First thing I do is write
$$3y^2-12x^2+1-λ(x^2+y^2-x-2y+\frac54)$$ which expands to $$3y^2-12x^2+1-λx^2-λy^2+λx+2yλ-\frac54.$$
The partial derivative with respect to $x$:
$-24x-2λx+λ=0$ where I get that $x= \dfrac λ{2(12+λ)}$.
The partial derivative with respect to $y$:
$6y-2yλ+2λ=0$ where I get that $y= -\dfrac λ{3-λ}$.
The partial derivative with respect to $λ$:
$$-x^2-y^2+x+2y$$
Now I know that I need to plug in the values of $x$ and $y$ in the $λ$ partial derivative which is $-x^2-y^2+x+2y$.
And here is where my problems arise.
On the answer sheet it states that $y= \dfrac λ{3-λ}$ (different from my answer since I get a negative $λ$ on the numerator).
Consequently, it states that I need to plug in the values of $x$ and $y$ NOT in the partial derivative of $λ$ (which I thought was always the case) but it states that I need to plug the values of $x$ and $y$ in the CONSTRAINT, hence $x^2+y^2-x-2y+\frac54$.
So my two questions are :
1) Why am I getting a different $y$ value?
2) Who is in the wrong here?
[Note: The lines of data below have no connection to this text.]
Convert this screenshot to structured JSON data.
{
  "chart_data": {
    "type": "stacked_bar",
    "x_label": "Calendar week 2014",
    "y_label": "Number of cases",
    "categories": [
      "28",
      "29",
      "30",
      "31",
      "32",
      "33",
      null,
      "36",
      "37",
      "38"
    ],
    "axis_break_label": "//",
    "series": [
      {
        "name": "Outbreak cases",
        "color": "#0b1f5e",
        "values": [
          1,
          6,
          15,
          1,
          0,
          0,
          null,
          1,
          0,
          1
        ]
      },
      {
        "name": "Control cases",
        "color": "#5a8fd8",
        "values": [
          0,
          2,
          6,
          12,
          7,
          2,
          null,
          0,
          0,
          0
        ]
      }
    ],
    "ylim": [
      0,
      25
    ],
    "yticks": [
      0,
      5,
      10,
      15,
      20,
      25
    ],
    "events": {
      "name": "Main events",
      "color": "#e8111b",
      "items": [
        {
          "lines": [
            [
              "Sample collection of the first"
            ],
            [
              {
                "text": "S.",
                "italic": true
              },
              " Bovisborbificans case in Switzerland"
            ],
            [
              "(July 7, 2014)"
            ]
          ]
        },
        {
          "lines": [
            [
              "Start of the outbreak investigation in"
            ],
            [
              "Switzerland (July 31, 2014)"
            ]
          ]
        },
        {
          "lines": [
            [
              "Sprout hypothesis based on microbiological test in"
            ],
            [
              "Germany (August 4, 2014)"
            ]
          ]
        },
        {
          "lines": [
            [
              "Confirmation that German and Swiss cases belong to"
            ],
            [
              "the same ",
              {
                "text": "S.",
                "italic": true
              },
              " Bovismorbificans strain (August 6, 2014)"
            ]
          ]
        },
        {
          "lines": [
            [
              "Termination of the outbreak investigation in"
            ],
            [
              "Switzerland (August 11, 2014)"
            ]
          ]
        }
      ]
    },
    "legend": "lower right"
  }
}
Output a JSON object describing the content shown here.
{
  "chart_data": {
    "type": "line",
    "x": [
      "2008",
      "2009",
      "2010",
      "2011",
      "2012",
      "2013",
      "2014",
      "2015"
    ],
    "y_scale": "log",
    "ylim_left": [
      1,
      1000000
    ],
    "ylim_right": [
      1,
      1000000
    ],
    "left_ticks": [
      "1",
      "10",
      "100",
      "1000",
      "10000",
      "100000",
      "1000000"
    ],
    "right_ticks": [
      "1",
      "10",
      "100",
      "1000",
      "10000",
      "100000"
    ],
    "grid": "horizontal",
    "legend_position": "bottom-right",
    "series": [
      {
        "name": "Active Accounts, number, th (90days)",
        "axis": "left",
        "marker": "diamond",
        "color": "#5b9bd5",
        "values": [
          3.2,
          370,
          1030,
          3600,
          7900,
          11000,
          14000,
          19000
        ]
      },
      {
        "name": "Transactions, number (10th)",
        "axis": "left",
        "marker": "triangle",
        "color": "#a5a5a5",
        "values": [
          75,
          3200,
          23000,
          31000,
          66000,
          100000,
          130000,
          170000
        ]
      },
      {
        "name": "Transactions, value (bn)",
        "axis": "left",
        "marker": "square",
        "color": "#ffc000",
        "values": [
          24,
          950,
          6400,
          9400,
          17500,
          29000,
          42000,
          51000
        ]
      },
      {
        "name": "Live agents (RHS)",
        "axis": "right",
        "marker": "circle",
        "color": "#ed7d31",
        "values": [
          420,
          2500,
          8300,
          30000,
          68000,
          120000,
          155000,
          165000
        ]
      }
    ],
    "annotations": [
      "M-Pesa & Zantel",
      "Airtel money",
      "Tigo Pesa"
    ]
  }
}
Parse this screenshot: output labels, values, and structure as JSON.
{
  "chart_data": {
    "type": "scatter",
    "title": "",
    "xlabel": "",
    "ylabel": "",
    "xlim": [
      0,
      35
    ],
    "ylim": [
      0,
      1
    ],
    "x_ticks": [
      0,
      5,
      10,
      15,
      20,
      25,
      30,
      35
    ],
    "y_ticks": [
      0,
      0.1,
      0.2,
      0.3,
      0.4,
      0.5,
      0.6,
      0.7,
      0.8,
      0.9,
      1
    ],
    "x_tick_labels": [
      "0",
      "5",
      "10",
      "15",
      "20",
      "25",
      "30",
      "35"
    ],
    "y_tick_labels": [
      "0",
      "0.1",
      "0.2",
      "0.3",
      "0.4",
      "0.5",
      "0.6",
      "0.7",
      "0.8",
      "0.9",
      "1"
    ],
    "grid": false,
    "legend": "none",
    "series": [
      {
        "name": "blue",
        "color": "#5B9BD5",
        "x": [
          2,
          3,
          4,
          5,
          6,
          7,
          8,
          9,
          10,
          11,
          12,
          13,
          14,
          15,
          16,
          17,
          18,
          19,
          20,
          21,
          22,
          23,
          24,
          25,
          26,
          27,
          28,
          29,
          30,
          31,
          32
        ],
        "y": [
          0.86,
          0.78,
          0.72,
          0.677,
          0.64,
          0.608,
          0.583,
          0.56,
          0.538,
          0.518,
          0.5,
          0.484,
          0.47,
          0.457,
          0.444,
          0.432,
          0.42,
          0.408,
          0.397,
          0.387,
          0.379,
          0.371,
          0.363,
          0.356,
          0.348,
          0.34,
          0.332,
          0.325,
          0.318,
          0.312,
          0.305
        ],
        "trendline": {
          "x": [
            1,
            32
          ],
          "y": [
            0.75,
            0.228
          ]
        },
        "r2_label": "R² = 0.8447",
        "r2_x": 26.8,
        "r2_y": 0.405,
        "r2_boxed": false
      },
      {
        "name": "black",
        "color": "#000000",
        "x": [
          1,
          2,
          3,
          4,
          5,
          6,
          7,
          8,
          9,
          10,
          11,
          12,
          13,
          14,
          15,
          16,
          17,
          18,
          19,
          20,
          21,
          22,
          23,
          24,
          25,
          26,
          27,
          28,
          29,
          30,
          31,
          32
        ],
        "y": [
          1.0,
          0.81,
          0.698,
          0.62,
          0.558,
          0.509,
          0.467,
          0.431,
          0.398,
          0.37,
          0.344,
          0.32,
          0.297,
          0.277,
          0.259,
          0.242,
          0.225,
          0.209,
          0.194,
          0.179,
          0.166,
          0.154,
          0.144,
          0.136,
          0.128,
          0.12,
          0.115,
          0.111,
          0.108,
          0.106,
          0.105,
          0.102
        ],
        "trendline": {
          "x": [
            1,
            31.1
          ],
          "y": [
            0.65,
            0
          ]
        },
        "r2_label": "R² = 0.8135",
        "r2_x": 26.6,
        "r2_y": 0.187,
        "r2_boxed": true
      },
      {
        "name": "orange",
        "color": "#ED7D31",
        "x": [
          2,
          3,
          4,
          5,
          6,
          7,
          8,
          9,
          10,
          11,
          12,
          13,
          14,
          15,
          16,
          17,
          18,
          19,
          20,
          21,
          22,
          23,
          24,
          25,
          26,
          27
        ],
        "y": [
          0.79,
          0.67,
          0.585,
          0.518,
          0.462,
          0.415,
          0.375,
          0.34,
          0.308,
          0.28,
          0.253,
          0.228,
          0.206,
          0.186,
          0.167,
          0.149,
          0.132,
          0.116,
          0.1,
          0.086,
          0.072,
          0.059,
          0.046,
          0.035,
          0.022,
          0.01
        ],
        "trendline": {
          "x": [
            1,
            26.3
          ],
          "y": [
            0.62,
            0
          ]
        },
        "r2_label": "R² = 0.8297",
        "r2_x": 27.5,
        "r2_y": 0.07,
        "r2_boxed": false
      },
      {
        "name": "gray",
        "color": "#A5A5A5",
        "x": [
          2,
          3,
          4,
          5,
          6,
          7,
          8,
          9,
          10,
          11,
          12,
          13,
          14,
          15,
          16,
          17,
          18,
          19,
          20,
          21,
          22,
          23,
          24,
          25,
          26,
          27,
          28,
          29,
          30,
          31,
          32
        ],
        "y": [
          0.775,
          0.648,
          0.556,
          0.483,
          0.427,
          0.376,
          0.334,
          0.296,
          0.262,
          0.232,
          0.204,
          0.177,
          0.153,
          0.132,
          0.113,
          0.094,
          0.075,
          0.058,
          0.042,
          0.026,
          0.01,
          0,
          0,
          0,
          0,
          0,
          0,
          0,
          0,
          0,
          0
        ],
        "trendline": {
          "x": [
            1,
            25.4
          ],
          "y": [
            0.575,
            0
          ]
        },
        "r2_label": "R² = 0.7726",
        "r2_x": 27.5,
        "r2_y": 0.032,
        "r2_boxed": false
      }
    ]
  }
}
Do I need to plug the $x$ and $y$ values in the partial derivative of $λ$ or in the constraint formula? Why?
Thanks in advance for the help. I have some learning disabilities involving maths so I would really appreciate your answers being as simple and clear as possible. Thanks!!
The $\lambda$ partial derivative should have the $5/4$ still in it. The constraint and $dL/d\lambda$ should be the same.
I usually add $\lambda$ times the constraint instead of subtracting it so my $\lambda$ would be the negative of yours.